帆を張る

たまに出現します

読書(20080123)

2008年01月24日 03時56分54秒 | Weblog
入不二基義『哲学の誤読』(ちくま新書)再

少し気になる論点があったので,全体を改めて通読。

本書で取り上げられている4つの文章は,筆者自身も述べているように,時間というテーマが通奏低音となっているが,それと並んで重要なのが,言語あるいは言語による認識という問題系である。

筆者は,時間と言語という二つの問題系をクロスさせることによって,言語によって把捉される時間(=反実在論的な時間概念)/言語によって把捉されない時間(=時間それ自体,あるいは実在論的な時間概念)という対立軸を設定し,そこから各論者の論考で展開されている時間概念,あるいはそれらの論考が意図ならずも語ってしまっている時間への態度を剔抉していく。

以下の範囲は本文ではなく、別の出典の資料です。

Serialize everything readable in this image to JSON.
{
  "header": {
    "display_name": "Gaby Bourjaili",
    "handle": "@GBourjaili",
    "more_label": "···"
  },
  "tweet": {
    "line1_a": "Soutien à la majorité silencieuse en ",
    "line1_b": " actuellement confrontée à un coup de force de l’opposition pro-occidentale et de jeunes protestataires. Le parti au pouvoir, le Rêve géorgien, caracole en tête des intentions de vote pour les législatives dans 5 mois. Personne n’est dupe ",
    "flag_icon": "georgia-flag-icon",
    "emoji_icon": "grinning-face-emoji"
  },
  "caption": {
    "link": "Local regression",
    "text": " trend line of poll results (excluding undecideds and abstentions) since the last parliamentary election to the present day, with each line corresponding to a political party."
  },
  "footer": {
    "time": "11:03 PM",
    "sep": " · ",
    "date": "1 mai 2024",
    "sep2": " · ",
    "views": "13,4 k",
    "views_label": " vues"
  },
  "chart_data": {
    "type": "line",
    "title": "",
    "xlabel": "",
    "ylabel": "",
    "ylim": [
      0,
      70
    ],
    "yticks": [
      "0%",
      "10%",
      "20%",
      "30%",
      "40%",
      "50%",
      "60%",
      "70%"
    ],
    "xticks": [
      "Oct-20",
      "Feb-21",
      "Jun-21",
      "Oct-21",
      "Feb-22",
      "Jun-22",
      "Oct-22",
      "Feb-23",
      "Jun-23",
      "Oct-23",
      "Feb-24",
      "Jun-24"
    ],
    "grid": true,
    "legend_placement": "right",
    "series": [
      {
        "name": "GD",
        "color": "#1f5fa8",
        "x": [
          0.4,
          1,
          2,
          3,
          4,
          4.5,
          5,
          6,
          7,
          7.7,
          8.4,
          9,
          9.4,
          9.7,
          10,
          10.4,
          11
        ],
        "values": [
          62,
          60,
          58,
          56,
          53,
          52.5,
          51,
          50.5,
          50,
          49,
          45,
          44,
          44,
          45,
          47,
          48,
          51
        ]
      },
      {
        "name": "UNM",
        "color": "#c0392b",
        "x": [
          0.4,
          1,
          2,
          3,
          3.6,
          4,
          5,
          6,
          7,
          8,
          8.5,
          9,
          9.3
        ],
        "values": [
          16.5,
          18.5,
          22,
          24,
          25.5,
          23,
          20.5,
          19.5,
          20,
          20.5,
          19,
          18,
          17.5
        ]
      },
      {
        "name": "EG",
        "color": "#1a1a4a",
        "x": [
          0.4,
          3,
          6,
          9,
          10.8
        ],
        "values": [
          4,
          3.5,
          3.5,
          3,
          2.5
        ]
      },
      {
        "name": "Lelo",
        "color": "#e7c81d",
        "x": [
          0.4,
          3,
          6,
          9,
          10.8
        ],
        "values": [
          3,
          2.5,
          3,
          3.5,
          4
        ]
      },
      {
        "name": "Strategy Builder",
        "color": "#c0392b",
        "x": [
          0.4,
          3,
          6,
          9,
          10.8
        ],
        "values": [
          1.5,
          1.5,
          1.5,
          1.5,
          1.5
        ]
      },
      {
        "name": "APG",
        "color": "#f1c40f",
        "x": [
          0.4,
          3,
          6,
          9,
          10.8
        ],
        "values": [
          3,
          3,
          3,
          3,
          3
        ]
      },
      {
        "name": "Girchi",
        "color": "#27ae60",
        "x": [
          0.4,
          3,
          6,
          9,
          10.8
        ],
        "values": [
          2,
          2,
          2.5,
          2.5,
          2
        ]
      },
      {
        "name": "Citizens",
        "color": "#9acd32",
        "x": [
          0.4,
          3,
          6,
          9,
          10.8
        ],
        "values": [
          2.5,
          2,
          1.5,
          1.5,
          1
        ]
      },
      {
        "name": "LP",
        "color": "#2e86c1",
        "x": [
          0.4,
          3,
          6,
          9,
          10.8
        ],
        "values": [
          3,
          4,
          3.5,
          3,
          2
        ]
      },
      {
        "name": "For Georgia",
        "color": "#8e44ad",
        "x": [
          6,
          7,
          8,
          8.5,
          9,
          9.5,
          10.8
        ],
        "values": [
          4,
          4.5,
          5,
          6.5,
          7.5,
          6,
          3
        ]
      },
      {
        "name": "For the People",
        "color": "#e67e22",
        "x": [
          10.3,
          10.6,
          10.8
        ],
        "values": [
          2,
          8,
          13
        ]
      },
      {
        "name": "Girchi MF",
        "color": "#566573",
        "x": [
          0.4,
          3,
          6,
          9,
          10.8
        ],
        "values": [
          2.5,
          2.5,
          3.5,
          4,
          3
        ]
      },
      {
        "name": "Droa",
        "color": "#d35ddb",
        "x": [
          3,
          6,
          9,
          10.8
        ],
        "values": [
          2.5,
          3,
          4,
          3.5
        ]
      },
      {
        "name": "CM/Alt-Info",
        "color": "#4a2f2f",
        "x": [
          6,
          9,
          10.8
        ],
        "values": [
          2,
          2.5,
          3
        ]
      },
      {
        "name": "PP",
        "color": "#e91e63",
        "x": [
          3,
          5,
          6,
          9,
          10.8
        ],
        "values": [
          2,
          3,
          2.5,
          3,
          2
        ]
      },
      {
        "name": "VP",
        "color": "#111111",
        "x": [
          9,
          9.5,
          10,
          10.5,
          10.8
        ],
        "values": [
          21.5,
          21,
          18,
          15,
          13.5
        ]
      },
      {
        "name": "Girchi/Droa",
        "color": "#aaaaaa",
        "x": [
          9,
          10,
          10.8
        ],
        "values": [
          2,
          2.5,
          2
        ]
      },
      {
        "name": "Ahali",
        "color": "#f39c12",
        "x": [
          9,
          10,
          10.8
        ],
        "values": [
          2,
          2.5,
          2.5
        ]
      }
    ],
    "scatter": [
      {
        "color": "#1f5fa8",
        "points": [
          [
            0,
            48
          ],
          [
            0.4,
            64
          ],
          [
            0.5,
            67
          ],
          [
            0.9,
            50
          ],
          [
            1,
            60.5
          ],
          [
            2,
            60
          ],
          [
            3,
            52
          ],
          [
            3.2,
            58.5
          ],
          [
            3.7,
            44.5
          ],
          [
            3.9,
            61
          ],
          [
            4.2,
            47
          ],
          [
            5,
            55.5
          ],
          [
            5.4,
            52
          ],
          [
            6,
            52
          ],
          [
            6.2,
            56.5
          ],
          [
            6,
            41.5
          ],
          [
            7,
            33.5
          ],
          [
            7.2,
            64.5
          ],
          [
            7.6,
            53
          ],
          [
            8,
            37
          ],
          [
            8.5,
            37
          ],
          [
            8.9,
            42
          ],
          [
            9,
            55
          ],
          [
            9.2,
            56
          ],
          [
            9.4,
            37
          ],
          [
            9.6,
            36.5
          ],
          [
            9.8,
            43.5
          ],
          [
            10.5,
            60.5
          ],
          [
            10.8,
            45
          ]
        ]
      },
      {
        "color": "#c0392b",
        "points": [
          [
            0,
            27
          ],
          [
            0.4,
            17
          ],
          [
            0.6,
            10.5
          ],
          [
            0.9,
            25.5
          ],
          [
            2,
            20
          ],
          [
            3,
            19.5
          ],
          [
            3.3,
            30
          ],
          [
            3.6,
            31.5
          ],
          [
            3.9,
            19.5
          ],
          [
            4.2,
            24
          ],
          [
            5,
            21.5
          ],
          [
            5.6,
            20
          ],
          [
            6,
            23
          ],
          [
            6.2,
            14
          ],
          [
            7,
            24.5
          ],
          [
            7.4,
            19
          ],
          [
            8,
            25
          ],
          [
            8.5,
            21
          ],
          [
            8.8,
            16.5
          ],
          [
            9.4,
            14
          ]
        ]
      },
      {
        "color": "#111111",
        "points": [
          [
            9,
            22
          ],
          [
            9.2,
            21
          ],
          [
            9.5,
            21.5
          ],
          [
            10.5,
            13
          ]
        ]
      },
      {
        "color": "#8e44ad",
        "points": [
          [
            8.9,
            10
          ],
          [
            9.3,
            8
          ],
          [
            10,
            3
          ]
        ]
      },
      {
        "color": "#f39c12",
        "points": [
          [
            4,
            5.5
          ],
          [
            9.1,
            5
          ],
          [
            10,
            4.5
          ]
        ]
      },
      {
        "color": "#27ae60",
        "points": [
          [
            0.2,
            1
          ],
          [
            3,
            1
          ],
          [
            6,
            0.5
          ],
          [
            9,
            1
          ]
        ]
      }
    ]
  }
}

そこでのポイントは,言語によって把捉されない,ということは,現在にある人間にとっては認識不可能な「過去」を,過去として認定するかどうか,という点を一種のリトマス試験紙として,各論者を峻別している点にある。

著者である入不二自身が,このような分析を行いうるのは,実在論的時間概念と反実在論的時間概念のいずれも下支えしている,言語と現実の差異を,言語や現実(この差異を前者に回収すると,反実在論的となり,後者に回収すると実在論的になる)のいずれか一方に落とし込むのではなく,言語と現実の差異を差異のまま保存することを目指しているからだ。(その意味で,入不二の立場はどこまでも二元論的である。)

言語によってしか過去を把握できないという反実在論的態度を受け入れつつも,しかし,言語によって把握され得ない過去の位相(これを彼は「過去の過去性」と呼ぶ)を抹消しないという態度。時間に対するこの二重の態度から導出されるのは,言語の全体性(言語以外には何ものも存在し得ないという態度)に対する哲学的な「躊躇い」であり,そしてこの「躊躇い」によって逆説的にも可能となる言語への鋭敏な感性ではないだろうか。